In response, 50,000 immigrant Jewish mothers stormed the local public schools, demanding to see their children. The children were released with no visible bodily harm. According to Yiddish professor and author Eddy Portnoy: “Thrilled at having gotten a miraculous half-day’s vacation, the kids didn’t even know what the ruckus was about. ‘I dunno sir, I t’ink the school exploded,’ one boy told a reporter from the Evening Post.”
The rumor was not without a basis in fact. Volunteer doctors had in fact performed 83 tonsillectomies on students at Public School 100. The Yiddish daily newspaper, Varhayt, got wind of this and reported children telling their mothers that the doctors had “cut [their] throats.” Unable to read the technical English on the permission slips, immigrant parents were alarmed and angered. The episode touched a nerve that supposedly well-intentioned American doctors had not predicted.
Again according to Portnoy in Tablet magazine:
Rumors of a wholesale slaughter leapt like wildfire throughout the tenements and shops. As the gossip wended its way through the neighborhood, the story grew from “doctors cut our throats” to “two children died” to a wild “83 children died.” Street-corner orators got into the act, screaming about the massacres in the schools, comparing them to the pogroms in Russian-ruled Poland.

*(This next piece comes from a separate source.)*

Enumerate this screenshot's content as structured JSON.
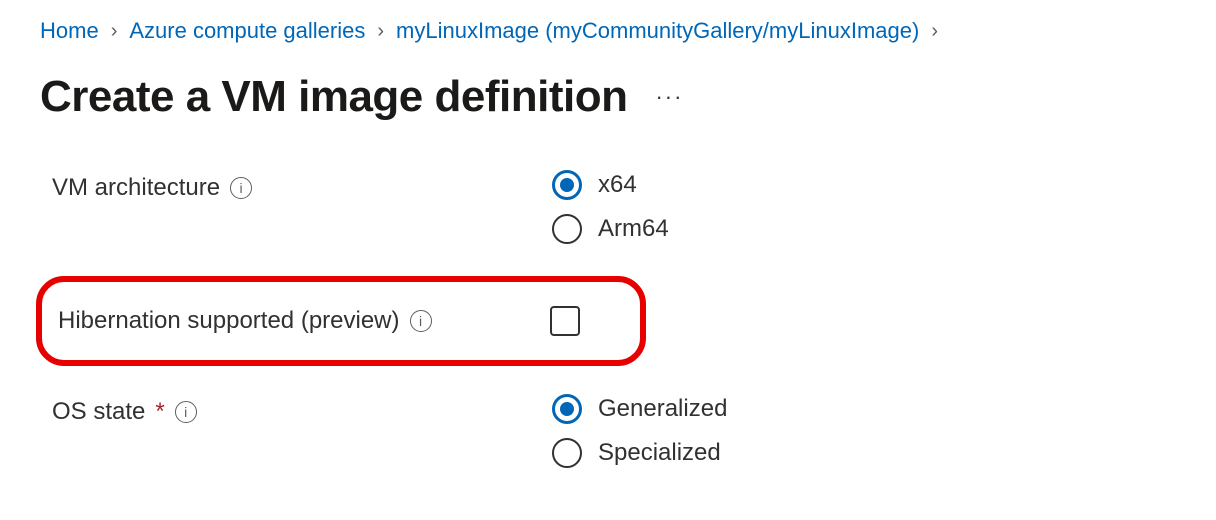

Coming on the heels of a particularly brutal pogrom in Bialystok that had just been reported on—accompanied by gruesome photos—in the Yiddish press, the Lower East Side surgeries morphed, in the eyes of gullible parents, into evidence of an American pogrom. Accustomed to such violence in Europe, many of the recent arrivals believed such things could happen even in America.
Were such a rumor to spread today, it would be shocking if 50,000 mothers didn’t storm the local public schools.